Materials and methods: Male Sprague-Dawley rats were used in the experiments. The animals were randomly assigned to a sham operated group or to 1 of 2 ischemia-reperfusion groups that underwent 60 minutes of ischemia followed by 30 minutes of bladder reperfusion. In 1 ischemia-reperfusion group the animals were pretreated with BQ 610, a specific ET-A receptor blocker. The bladder was placed on an especially designed stage for intravital fluorescence videomicroscopy measurements. Venular red blood cell velocity, functional capillary density, venular and arteriolar diameter, venular and arteriolar macromolecular leakage, and leukocyte-endothelial cell interactions in postcapillary venules were determined using a computer assisted analyzing system.

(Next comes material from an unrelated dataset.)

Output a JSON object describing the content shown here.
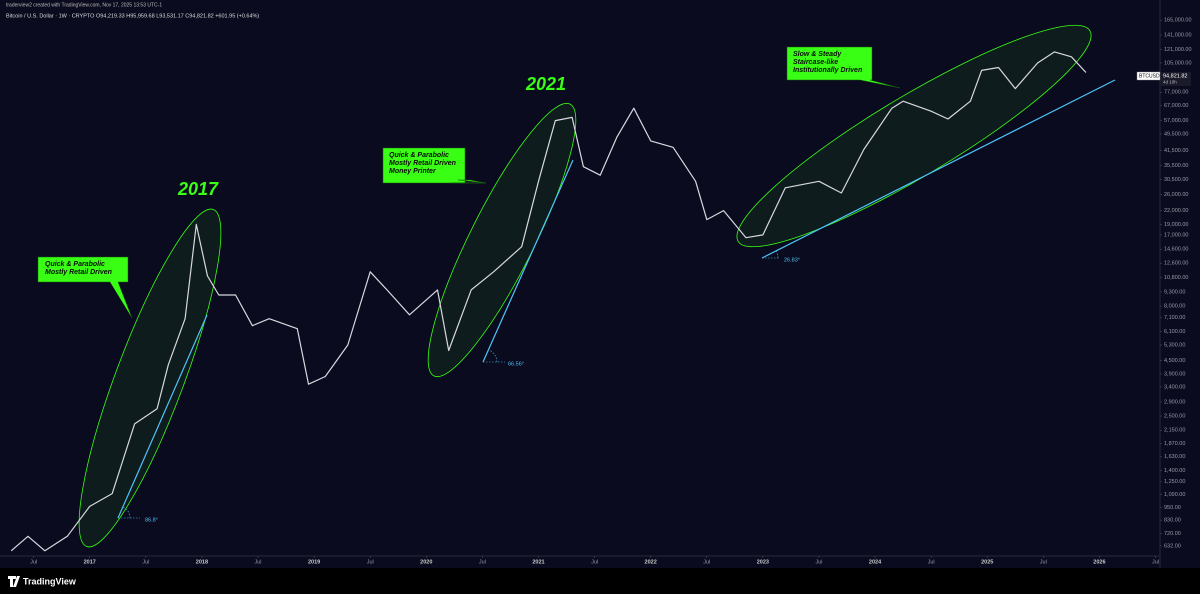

Results: Functional capillary density, red blood cell velocity, venular and arteriolar diameter were significantly decreased and macromolecular leakage was significantly enhanced after bladder ischemia-reperfusion. The number of rolling and adherent leukocytes was significantly increased in postcapillary venules. Pretreatment with BQ 610 was effective for attenuating the effects of ischemia-reperfusion induced inflammation but could not completely prevent microcirculatory failure.
Conclusions: Ischemia-reperfusion induced cystitis leads to significant impairment of the microcirculation and ET-1 is suggested to have an important role in this process. Pretreatment with an ET-A receptor antagonist reduces ischemia-reperfusion related microvascular disturbances in the bladder.